Tips to Limit Goitrogen
Ironically, many of the foods that contain goitrogen are really good for you. Even if you have hypothyroidism, you do not have to avoid these foods altogether, you just have to limit the amounts or be sure to cook them to help breakdown the goitrogen in these foods.
- Cruciferous vegetables, such as broccoli, cauliflower, cabbage, Brussels sprouts, kale, mustard greens, turnips and collards contain goitrogen. By simply cooking or steaming these vegetables, you break down the goitrogen so that they are safer for a hypothyroid diet. These foods have too many nutritional benefits (including vitamins, minerals, antioxidants and fiber), so don’t pass them by. Just cook them well and limit their consumption in raw form if you have hypothyroidism.

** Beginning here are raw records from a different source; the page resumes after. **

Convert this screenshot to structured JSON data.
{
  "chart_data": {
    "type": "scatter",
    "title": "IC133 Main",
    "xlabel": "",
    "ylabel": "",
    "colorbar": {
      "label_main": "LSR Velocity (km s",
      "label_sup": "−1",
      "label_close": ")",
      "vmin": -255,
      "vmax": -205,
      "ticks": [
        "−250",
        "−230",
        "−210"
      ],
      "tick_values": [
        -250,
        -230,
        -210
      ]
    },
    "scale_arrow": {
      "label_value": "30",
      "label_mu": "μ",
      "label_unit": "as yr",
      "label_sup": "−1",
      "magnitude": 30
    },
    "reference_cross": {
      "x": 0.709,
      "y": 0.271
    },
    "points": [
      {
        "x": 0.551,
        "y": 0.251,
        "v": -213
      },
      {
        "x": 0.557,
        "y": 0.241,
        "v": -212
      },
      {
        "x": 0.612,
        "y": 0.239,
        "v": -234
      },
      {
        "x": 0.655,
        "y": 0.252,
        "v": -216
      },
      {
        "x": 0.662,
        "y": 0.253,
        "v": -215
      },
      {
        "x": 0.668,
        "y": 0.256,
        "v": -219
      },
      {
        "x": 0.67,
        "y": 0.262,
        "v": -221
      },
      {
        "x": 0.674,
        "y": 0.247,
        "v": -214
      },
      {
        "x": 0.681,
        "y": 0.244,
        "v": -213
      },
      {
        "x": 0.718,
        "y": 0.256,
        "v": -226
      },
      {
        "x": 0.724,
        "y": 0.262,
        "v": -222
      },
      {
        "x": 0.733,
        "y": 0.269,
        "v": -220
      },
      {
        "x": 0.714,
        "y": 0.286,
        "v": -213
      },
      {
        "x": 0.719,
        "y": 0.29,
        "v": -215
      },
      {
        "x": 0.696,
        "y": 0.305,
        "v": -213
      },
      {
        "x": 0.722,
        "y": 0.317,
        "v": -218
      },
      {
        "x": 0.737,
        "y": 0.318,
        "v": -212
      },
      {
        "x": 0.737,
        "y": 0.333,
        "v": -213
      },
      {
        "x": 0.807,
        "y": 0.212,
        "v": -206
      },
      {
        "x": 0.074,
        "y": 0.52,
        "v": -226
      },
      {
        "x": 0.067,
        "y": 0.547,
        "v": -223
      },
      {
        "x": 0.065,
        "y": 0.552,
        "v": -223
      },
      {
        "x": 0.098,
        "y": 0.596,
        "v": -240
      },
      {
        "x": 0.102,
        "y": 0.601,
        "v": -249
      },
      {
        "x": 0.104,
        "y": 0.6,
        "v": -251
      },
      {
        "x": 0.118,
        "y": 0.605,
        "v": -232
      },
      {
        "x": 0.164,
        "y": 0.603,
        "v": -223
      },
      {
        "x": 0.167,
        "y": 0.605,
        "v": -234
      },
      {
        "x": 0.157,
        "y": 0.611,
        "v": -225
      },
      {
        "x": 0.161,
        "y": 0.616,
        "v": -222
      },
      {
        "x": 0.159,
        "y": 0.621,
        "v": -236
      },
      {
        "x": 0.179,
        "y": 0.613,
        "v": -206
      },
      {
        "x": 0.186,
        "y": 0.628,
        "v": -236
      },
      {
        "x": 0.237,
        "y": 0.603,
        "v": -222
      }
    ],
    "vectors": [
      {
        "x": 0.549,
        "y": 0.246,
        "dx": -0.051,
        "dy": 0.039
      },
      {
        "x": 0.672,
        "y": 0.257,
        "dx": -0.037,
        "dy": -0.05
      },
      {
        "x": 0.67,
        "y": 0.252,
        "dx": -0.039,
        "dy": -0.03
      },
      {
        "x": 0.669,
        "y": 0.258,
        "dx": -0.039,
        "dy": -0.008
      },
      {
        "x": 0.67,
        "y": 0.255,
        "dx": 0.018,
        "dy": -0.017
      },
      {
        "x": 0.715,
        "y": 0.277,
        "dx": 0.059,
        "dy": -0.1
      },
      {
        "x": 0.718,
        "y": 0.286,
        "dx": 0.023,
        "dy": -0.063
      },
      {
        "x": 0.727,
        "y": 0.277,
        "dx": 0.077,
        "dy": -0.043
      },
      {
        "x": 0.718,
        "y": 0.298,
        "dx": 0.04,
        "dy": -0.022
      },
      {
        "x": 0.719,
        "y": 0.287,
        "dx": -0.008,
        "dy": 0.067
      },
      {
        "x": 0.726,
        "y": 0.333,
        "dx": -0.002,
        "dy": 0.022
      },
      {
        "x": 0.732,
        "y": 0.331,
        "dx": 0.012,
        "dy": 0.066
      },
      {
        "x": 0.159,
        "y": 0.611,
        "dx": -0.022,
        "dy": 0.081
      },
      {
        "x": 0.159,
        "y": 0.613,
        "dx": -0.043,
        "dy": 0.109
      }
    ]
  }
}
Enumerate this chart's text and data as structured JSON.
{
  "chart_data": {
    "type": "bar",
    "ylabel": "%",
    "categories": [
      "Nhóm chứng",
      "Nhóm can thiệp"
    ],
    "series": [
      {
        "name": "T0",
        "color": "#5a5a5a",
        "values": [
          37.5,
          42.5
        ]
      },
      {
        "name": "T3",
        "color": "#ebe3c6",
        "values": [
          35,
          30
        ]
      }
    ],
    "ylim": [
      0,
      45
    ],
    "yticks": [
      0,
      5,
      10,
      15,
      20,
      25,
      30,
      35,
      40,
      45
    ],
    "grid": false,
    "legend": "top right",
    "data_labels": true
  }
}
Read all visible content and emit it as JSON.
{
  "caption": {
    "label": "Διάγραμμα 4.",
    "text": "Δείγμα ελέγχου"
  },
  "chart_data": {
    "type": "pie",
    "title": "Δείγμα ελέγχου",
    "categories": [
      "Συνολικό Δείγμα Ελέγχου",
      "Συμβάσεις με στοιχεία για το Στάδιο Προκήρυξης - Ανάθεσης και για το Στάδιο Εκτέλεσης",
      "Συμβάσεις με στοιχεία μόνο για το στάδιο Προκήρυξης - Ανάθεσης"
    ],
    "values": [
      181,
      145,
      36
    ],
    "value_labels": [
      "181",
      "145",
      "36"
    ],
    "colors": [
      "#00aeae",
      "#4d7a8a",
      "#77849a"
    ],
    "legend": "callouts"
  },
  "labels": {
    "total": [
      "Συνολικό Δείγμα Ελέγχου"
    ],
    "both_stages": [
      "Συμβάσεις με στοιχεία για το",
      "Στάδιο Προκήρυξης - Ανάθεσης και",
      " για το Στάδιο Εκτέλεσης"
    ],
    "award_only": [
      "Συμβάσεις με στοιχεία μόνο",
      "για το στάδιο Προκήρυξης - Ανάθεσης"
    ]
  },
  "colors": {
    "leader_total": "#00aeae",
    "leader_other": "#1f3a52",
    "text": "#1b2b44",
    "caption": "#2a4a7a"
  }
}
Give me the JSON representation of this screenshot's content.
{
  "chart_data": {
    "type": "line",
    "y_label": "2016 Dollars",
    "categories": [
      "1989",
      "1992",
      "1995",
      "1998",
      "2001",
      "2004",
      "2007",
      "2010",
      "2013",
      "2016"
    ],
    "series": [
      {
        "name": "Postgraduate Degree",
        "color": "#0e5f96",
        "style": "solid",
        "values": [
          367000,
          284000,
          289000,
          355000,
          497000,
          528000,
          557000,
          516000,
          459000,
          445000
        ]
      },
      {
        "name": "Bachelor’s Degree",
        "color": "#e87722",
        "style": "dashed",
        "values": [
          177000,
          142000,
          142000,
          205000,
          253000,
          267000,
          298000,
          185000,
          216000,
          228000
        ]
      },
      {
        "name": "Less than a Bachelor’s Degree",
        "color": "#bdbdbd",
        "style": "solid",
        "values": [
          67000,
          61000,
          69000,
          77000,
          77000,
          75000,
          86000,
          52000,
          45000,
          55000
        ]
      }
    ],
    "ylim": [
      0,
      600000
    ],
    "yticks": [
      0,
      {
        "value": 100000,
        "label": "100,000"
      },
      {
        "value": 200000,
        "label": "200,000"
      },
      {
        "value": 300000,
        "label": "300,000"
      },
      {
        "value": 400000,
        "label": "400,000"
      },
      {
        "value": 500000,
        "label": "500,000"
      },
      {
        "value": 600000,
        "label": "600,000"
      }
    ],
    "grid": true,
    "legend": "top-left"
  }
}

- Soy products (isoflavones) also have goitrogen. Products like soybeans, soy milk, soy yogurt, and tofu are some of these foods. By cooking soy foods or choosing fermented soy products like miso, tempeh, and soy sauce, there will be less goitrogen to impede the thyroid.
Another way to boost thyroid function is to choose iodine-rich foods as a regular part of the diet. These include fish, seafood, kelp and seaweed. Goitrogen is known to impede iodine absorption, which is needed for normal thyroid function and to avoid goiters, so it’s important to include these foods.
I suffer from hypothyroidism and I try to follow these rules for myself. You can do it, too.